Les heures défilent, et je sens que l’inconscience cherche à m’attraper. Dans ces cas-là, la douleur est mon alliée, comme si elle m’arrachait brutalement à tout espoir de repos à chaque fois. Je ne peux pas m’évanouir. Si je rate mon créneau, l’absence de mon bourreau, je resterai là pour 12 heures de torture en plus.
Il fait nuit noire lorsqu’il arrive. J’entends enfin mon bourreau être appelé, puis qui s’éloigne et ferme la porte à clé derrière lui. J’inspire profondément. Je sais que je n’ai qu’une poignée de minutes pour m’évader.

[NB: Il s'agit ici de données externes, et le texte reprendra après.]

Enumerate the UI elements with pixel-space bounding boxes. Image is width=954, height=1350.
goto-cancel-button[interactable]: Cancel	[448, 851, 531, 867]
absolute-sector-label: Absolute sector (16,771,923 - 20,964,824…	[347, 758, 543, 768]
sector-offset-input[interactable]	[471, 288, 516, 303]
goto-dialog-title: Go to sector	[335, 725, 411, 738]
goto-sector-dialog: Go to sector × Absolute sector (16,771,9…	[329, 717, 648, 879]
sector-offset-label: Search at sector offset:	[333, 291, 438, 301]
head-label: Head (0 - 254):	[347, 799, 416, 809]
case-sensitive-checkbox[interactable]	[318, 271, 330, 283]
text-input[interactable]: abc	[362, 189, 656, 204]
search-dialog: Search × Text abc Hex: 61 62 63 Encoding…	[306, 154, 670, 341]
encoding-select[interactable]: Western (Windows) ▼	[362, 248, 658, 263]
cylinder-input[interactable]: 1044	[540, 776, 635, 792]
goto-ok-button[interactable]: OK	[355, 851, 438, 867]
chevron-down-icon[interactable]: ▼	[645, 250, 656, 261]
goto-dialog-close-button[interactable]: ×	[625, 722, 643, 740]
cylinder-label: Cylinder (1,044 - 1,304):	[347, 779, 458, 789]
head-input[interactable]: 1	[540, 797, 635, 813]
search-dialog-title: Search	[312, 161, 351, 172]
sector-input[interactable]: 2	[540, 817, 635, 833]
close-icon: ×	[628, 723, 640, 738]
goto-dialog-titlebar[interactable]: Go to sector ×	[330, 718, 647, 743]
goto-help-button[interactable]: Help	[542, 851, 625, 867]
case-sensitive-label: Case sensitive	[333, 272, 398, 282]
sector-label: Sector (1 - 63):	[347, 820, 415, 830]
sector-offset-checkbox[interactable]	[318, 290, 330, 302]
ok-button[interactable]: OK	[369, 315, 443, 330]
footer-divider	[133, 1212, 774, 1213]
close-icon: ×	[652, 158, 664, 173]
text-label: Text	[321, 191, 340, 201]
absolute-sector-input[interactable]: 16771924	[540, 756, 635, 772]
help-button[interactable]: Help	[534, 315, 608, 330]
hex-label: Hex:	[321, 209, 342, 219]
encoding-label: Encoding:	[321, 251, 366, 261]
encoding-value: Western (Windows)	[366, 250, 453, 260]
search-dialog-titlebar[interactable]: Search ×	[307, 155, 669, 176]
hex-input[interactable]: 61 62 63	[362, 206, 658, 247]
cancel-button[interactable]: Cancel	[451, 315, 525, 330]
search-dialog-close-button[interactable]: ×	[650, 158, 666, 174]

Doucement, je commence à me balancer. Tous mes muscles sont engourdis, je suis restée trop longtemps dans cette position. Je fais des petites rotations avec mes poignets, j’essaie de réveiller mes membres endoloris et fatigués. Lorsque je suis prête, je me lance. J’attrape les chaînes à mes poignets, et d’une impulsion, je lance mes jambes en l’air. J’échoue au premier coup, mes jambes fatiguées retombent comme de la pâte molle. Je les agite quelques temps pour chasser l'engourdissement, puis je retente. Cette fois, mes pieds montent assez haut et je les pose contre le plafond. A présent, je suis accroupie au plafond, les mains encore attachées placées entre mes jambes, comme un animal. J’observe un peu mes menottes. Elles sont en acier fin, fixées autour d’une vis dans le plafond. La dernière fois, j’avais réussi à faire céder les maillons de la chaîne mais cette fois, pas de chaîne. Plus de serrure à garniture non plus, ç’aurait été trop facile. Ils ont prévu des fers avec un cran de fermeture à usage unique en parant à toutes mes combines de précédentes de crochetage ou d’altération du mécanisme. A chaque fois, c’est plus dur de m’évader. Le gardien ne prend plus le risque de s’approcher plus près que ce que son fouet peut atteindre, et on m’a bandé les yeux pour que je ne tente pas l’hypnose.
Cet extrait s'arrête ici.